Many of the alumni remembered the particular challenges and rewards of being an undergraduate and a writer. "It's weird to be a writer at Princeton where everyone is going off to work on [Wall] Street," said novelist Whitney Terrell, a 1991 alumnus who taught fiction at Princeton as a Hodder Fellow in 2008-09. "And you feel very odd doing it, and your parents might also feel the same way, and it's extremely helpful to have someone like Joyce here so you can say, look at this person, they have books out all the time. ... It gives you a sense that this can be done."
During a break between the panels Nicole Acheampong, a sophomore who is in an advanced fiction workshop with Oates, remarked that "one thing that sticks out from this panel is how funny Professor Oates is, which is what makes her so approachable."
Junior Justin Poser, who is in the same workshop, remarked that no matter how critical Oates is, she's always encouraging. "If she has a very intense criticism it's motivated by, 'here’s how you can fix it,'" he said. "You want to go back and fix those things she pointed out, and be like, 'aha! I did it!'"
Sheila Kohler, a former lecturer in creative writing, moderated the second panel. She told the audience the panelists had written remembrances and sent them in ahead of time, and she facilitated the discussion by prompting each writer to share a story or two.
Panelist Kristiana Kahakauwila, a member of the Class of 2003, praised Oates' enthusiasm in the classroom. "Every piece of student work you saw there was something in it you loved and appreciated, and your ability to adjust and respond to that part of the piece means everything to a 19-year-old."
Oates said that her criticism is indicative of her level of involvement — and excitement — about the work these "really outstanding students" were doing as undergraduates. "As teachers, we are never really, completely honest or candid," she said. "We see what the traffic will bear. When you have a very gifted student then you can be much more candid."
"I'm keeping their student work as blackmail," Oates joked.
Oates responded to many of the comments with her sharp, deadpan wit. Walter Kirn of the Class of 1983 recalled being invited by Oates to serve as a bartender at a dinner party at her house. He said they stepped into her study, where Kirn hoped to find her "Orphic connection." He discovered a supremely organized office with "a desk against at least three walls, perhaps four, and she said, 'That's poetry, that's criticism and that's fiction'; there may have been a fourth, for playwriting." Oates wryly called him "a fantasist": She only had two desks, one for writing and one for financial paperwork.
Christopher Beha, a 2002 alumnus, remarked that Oates' classes formed a community. "You felt like you were part of a great tradition of students, and to be made to feel like a part of that lineage was incredibly inspiring."

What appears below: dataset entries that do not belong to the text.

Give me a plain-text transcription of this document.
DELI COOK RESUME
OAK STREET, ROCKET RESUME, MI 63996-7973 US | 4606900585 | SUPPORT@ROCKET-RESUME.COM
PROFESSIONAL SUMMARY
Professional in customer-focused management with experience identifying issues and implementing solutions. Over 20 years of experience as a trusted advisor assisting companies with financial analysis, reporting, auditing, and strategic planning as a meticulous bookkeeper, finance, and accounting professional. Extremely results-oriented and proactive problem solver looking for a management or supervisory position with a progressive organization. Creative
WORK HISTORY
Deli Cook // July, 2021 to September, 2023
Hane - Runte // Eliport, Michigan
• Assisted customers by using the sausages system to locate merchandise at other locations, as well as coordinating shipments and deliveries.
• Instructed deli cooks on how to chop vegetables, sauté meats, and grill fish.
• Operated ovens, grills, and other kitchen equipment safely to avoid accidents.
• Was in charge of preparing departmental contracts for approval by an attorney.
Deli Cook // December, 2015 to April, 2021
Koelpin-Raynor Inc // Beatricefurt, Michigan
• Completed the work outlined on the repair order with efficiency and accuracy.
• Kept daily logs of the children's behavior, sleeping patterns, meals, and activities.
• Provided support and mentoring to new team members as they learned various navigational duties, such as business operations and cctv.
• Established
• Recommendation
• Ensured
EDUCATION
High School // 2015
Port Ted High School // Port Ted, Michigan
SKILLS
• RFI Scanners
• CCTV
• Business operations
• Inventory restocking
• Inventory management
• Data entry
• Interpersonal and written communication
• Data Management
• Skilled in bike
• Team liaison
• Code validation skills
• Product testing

Pinckney Benedict, a member of the Class of 1986, recalled a "life-changing moment" during his first class with Oates when she suggested he read fellow West Virginia writer Breece D'J Pancake. "That intuitive connection that she made before even knowing me ... I can't imagine what I would be doing or where I would be if that exact thing had not happened at that moment," he said.
Oates expressed her deep enthusiasm for teaching. "Everyone has some story that makes them special," she said. "If you can discover that, that's what makes them interesting."
"Joyce makes a young writer aware of him[self] or herself as a character," Kirn said. "That was her gift to me, and to others: She gives you a sense of yourself, of a figure apart from your subjective and foggy and ill-defined sense of self. She allows you to take your first steps."
"I don’t know what I would have done if I had never met you," Jonathan Ames, a 1987 alumnus, said to Oates. "You changed all of our lives."